The central bank warned that households’ real disposable income will continue to fall, the jobless rate will rise, and a recession is possible this year.

Britons should expect “a very sharp slowdown,” BoE governor Andrew Bailey said in a press briefing, adding “I recognize the hardship this will cause.” He laid responsibility on soaring energy prices and not the bank’s rising interest rate.

British households were handed a 54-percent increase in household energy bills last month and are likely to see them rise another 40 percent when the government’s energy cost caps are reviewed in October, Bailey warned.

If that happens, the U.K.’s inflation pace will rise to about 10.2 percent during this year’s final quarter, he predicted, revisiting a pace not seen since the early 1980s.

A silver lining: the bank will slow the growth of interest rates later this year as the economy sags.

Derivatives pricing suggests traders now see BoE’s rate peaking at 2.25 percent next year.

“Growth forecasts have been downgraded, inflation expectations have been upgraded, and interest rates are still going up,” Roger Lee, chief U.K. equity strategist at Investec, said to the FT.

Bailey’s warning was “really the sum of all our fears,” he added.

The bank’s official target rate for inflation is 2 percent.

BANK OF AUSTRALIA HIKES INTEREST RATE FOR FIRST TIME IN 11 YEARS

On 3 May, the Royal Bank of Australia hiked its key cash interest rate from 0.10 percent to 0.35 percent last week, the first time since November 2010 that the rate has moved up.

The country’s inflation rate reached 5.7 percent in March, the highest since 2001 and almost double the bank’s top target limit of 3 percent.

Inflation “picked up significantly and by more than expected” and will continue to accelerate in the months ahead, the bank said in a statement explaining the increase.

The nation’s inflation pace will average 6 percent for 2022, the bank predicted, and said that more rate hikes lie ahead.

The time also has come for the bank to begin to withdraw the “extraordinary monetary support” it has given the economy during the COVID era, bank governor Philip Lowe said in a press briefing.  

As a result, the bank will stop buying bonds. When the ones it owns mature, the bank will not reinvest the money in more, allowing the bank’s portfolio to “decline significantly,” Lowe added.

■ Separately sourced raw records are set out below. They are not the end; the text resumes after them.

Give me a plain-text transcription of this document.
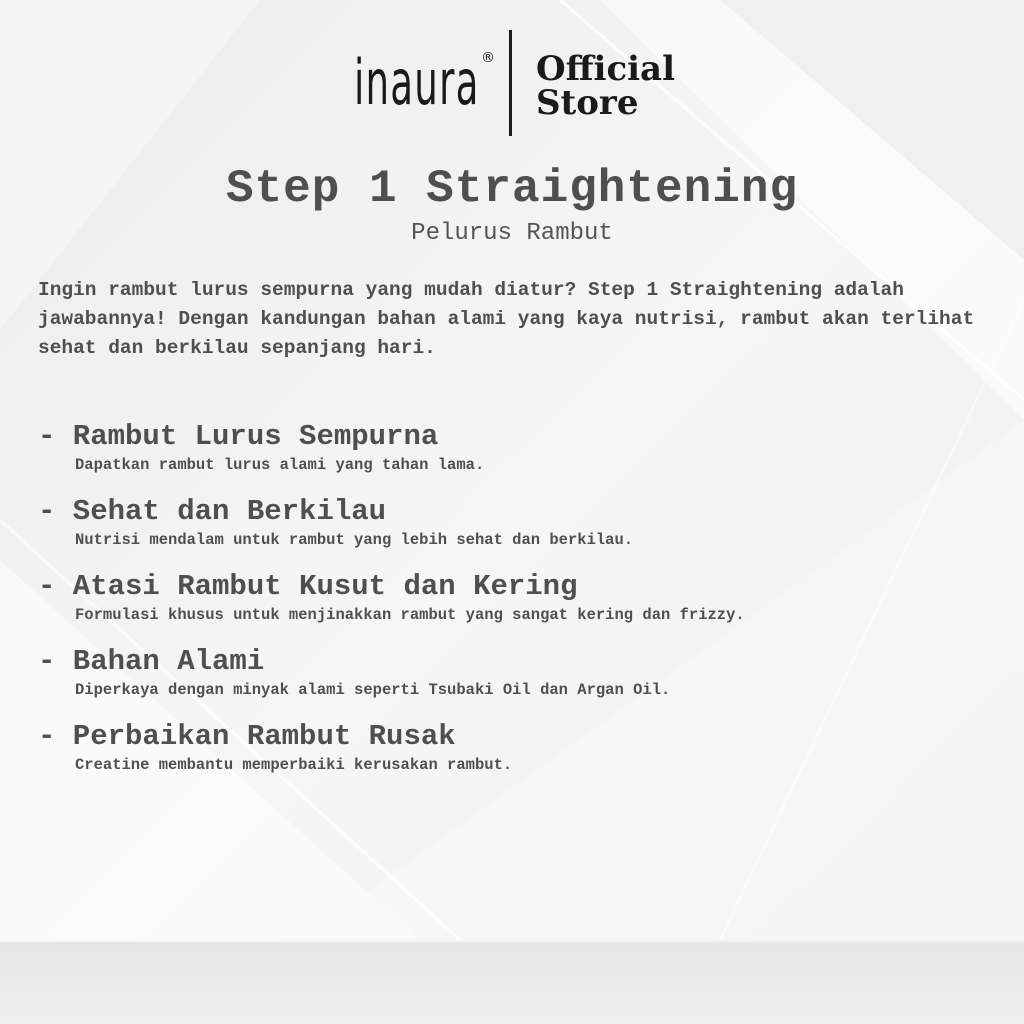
inaura ® Official
Store
Step 1 Straightening
Pelurus Rambut

Ingin rambut lurus sempurna yang mudah diatur? Step 1 Straightening adalah jawabannya! Dengan kandungan bahan alami yang kaya nutrisi, rambut akan terlihat sehat dan berkilau sepanjang hari.

- Rambut Lurus Sempurna
Dapatkan rambut lurus alami yang tahan lama.
- Sehat dan Berkilau
Nutrisi mendalam untuk rambut yang lebih sehat dan berkilau.
- Atasi Rambut Kusut dan Kering
Formulasi khusus untuk menjinakkan rambut yang sangat kering dan frizzy.
- Bahan Alami
Diperkaya dengan minyak alami seperti Tsubaki Oil dan Argan Oil.
- Perbaikan Rambut Rusak
Creatine membantu memperbaiki kerusakan rambut.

INDIA’S CENTRAL BANK LIFTS RATES FOR FIRST TIME SINCE 2018

The Reserve Bank of India surprised economists by bumping up its key interest rate by 0.4 of a point last week, raising it to 4.4 percent in response to rising prices, particularly of food and petroleum, because of the Ukraine war, the Financial Times reported.

The rate had not been raised since May 2020 when the country began to feel the impact of the COVID virus.

“Persistent and spreading inflationary pressures are becoming more acute with every passing day,” bank governor Shaktikanta Das said in announcing the new rate.

Global food prices have spiraled to record highs. India imports most of its edible oils and virtually all of its petroleum.

The surprise boost rattled financial markets. The Sensex stock index shed more than 2 percent and the price of the government’s 10-year bond dropped 1.8 percent.

“The magnitude as well as the timing [of the increase] is quite surprising,” Shumita Deveshwar, senior director at research firm TS Lombard, said to the FT.

The bank should have acted sooner, she contended.

India’s consumer price index rose in March at an annual clip of 6.95 percent, surpassing the bank’s targeted limit of 6 percent.

April’s inflation pace will be even faster, Das predicted.